Washington will apply “hard-hitting sanctions” on Cuban officials responsible for cracking down on demonstrations that rattled the communist island earlier this month, a U.S. State Department official said Wednesday.
In a series of tweets, Julie Chung, the acting assistant secretary for the U.S. Department of State’s Bureau of Western Hemisphere Affairs, said President Joseph Biden’s administration is “actively pursuing measures that will support the Cuban people and hold the Cuban regime accountable.”
She didn’t spell out what kind of sanctions might be levied against the leadership of the tightly-controlled island.
The U.S. also wants to boost staffing at its embassy in Havana and expedite humanitarian and medical exports to Cuba. In 2020 U.S. companies exported $176 million worth of goods to the island, including food and medicine, Chung said.

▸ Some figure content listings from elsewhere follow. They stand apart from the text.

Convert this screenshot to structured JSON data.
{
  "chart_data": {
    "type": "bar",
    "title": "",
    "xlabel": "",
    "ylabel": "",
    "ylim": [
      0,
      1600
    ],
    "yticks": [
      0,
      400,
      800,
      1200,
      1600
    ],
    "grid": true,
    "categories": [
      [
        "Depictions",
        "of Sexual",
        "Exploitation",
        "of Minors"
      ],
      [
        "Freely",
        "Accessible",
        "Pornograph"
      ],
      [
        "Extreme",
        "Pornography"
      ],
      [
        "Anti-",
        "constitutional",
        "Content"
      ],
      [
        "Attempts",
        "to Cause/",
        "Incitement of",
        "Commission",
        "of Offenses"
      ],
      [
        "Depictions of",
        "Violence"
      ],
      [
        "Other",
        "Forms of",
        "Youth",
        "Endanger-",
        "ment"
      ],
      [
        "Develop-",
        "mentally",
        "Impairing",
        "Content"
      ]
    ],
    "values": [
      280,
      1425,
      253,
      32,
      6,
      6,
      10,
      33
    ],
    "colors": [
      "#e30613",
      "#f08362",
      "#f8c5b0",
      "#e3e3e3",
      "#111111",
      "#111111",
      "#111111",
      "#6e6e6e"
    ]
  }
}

In addition, she said the US. government has set up a “remittance working group” that will focus on how money can be transferred directly to Cubans without falling “into the hands of the oppressors.”
Cuba saw its biggest demonstration in decades on July 11, when thousands took to the streets to demand food and liberty. Human rights groups say anywhere from 500 to 600 people have been detained in an ongoing crackdown.
Havana has blamed a long-standing U.S. trade embargo for the tanking economy and the shortages that are driving the discontent.